Studia w Paryżu
Tomasz uparcie przeciwstawiał się swojej rodzinie pomimo rocznej niewoli. W końcu został wyzwolony i jesienią 1245 r. Wyjechał do Paryża, do klasztoru Saint-Jacques, wielkiego ośrodka uniwersyteckiego dominikanów; tam studiował pod okiem św. Albertusa Magnusa, wybitnego uczonego o szerokim spektrum zainteresowań intelektualnych.

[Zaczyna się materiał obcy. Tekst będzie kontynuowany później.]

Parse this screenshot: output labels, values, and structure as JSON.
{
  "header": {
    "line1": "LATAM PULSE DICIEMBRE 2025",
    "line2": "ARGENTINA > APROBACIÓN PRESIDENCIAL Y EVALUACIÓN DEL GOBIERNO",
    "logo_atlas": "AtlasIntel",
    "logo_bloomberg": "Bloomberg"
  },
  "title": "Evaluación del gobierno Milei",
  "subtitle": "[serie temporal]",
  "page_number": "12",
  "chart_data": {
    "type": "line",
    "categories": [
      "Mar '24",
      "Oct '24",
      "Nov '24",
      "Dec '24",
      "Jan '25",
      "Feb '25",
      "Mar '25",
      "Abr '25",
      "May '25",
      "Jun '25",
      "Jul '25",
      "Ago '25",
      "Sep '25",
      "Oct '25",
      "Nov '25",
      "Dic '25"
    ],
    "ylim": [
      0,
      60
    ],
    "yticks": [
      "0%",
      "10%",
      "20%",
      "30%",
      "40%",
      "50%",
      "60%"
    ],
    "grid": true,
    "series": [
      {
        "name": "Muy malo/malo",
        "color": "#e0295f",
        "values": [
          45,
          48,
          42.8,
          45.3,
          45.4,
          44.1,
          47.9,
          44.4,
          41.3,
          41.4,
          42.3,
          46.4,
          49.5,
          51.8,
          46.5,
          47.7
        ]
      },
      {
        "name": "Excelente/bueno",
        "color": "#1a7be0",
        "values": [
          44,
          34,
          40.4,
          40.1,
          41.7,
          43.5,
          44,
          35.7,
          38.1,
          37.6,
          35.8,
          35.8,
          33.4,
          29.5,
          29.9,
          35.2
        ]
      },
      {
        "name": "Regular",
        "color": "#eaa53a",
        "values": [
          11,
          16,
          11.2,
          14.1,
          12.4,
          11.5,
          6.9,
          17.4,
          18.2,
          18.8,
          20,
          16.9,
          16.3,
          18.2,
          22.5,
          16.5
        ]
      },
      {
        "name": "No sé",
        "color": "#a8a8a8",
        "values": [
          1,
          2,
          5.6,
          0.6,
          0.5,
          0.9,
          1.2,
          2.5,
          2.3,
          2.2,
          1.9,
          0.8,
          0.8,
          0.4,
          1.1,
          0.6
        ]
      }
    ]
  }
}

Ucieczka z feudalnego świata, szybkie zaangażowanie w Uniwersytet Paryski i powołanie zakonne do jednego z nowych zakonów żebraczych oznaczały bardzo wiele w świecie, w którym atakowano wiarę w tradycyjną strukturę instytucjonalną i koncepcyjną. Spotkanie ewangelii z ówczesną kulturą uformowało nerwowy punkt stanowiska Tomasza i nadało kierunek jego rozwojowi. Zwykle jego dzieło jest przedstawiane jako integracja z myślą chrześcijańską niedawno odkrytej filozofii arystotelesowskiej, konkurująca z integracją myśli platońskiej dokonaną przez Ojców Kościoła w pierwszych 12 wiekach ery chrześcijańskiej. Ten pogląd jest zasadniczo poprawny; jednak bardziej radykalnie należy również stwierdzić, że dzieło Tomasza dokonało ewangelicznego przebudzenia na potrzebę odnowy kulturowej i duchowej nie tylko w życiu poszczególnych ludzi, ale także w całym Kościele. Tomasza należy rozumieć w jego kontekście jako zakonnika żebraczego, będącego pod wpływem zarówno ewangelizacji św. Franciszka z Asyżu, założyciela zakonu franciszkańskiego, jak i oddania nauce św. Dominika, założyciela zakonu dominikanów. P. >
Kiedy Tomasz z Akwinu przybył na Uniwersytet Paryski, napływ nauki arabsko-arystotelesowskiej wzbudził ostrą reakcję wśród wierzących, a władze kościelne kilkakrotnie próbowały zablokować naturalizm i racjonalizm, który emanował z tej filozofii i zdaniem wielu duchownych uwodzi młodsze pokolenia. Thomas nie bał się tych nowych pomysłów, ale podobnie jak jego mistrz Albertus Magnus (i Roger Bacon, także wykładający w Paryżu), studiował dzieła Arystotelesa i ostatecznie wykładał je publicznie.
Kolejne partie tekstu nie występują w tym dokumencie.